In the future, a system is set up by the Mob to take a person, transport him/her via time machine to thirty years in the past where they'll be executed, which poses a problem for smooth assassin/drug addict Joe (Joseph Gordon-Levitt) when his future self (Bruce Willis) is tossed in front of him ... and his future self is bent on killing a child with telekinetic powers who would (as an adult) ruin his life.

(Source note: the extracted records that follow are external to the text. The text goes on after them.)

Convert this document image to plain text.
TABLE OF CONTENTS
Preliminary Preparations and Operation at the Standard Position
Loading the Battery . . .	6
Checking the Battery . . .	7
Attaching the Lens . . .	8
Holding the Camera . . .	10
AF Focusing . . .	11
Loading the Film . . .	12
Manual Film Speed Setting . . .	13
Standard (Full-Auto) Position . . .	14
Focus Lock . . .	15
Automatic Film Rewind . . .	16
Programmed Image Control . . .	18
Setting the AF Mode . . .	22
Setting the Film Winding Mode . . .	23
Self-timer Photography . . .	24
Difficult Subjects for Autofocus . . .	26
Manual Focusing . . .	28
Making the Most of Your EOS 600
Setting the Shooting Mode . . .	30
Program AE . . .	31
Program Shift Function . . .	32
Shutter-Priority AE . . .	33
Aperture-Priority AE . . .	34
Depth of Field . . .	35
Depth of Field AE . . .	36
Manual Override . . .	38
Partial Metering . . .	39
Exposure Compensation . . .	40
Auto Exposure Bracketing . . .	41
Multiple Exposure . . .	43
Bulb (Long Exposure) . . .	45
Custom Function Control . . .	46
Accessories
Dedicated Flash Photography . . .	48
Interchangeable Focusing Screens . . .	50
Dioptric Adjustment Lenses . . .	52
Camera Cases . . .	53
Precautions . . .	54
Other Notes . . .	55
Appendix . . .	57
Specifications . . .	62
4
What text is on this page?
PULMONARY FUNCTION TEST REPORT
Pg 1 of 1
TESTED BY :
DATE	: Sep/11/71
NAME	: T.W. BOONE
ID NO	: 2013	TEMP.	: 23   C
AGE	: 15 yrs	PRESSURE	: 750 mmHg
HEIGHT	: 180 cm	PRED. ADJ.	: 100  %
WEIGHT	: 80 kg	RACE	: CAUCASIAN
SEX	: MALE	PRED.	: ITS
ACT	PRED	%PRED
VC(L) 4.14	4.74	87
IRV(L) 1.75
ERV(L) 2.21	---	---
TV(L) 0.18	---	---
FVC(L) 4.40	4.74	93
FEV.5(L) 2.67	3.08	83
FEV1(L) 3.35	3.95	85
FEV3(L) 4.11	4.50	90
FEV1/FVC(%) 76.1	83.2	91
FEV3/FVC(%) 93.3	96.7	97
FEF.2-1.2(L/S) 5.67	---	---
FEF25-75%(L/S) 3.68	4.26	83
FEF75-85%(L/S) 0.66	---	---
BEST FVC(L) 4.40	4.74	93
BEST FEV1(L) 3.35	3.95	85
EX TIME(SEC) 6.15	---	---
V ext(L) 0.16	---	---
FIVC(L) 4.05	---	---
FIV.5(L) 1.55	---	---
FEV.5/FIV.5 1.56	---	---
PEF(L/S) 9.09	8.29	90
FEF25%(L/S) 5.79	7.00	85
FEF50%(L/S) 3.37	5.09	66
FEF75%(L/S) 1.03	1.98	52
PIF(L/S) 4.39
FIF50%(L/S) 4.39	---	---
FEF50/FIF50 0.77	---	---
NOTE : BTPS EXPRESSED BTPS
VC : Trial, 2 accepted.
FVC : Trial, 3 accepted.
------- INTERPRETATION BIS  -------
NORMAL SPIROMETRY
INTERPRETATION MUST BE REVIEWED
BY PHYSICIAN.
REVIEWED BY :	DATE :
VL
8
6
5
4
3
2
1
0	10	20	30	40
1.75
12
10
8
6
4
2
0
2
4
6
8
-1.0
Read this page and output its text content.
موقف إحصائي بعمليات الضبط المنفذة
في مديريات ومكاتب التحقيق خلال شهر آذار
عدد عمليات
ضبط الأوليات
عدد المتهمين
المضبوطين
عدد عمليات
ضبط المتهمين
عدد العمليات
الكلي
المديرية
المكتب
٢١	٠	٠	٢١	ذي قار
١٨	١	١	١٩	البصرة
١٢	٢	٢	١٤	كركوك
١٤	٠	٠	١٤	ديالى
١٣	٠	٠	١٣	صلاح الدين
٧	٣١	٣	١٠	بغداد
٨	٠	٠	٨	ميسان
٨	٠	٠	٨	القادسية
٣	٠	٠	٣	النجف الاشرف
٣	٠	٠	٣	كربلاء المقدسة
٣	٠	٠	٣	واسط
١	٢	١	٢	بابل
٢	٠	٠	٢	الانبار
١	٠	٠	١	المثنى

Once again, Johnson shows a keen expertise on the mechanics of filmmaking - and yes, I too have seen The Terminator, Akira, Primer, Inception, 12 Monkeys and the movies of Johnnie To - but at its core this is really just a movie that's about movies (to echo Kael's quote about empty-headed filmmakers who know nothing about life): in order to accept the Gordon-Levitt character's 'killer-with-a-heart-of-gold's' self-sacrifice (for some hackneyed concept of 'family' he just learns) in the last third, it would be helpful if his character was a plausible human being to begin with (the pivotal scene where he has a conversation with his older self in a diner simply doesn't ring true from a psychological perspective). The contrivances (and, consequently, plot holes) keep things moving the way Johnson mapped the thing out in his head, but I'm with the Bruce Willis character: if you could travel back in time - knowing what we know now - and eliminate Hitler in Child Form, would you do it? The answer is always Yes. Saying "No" - and then committing suicide - is a cheap way out.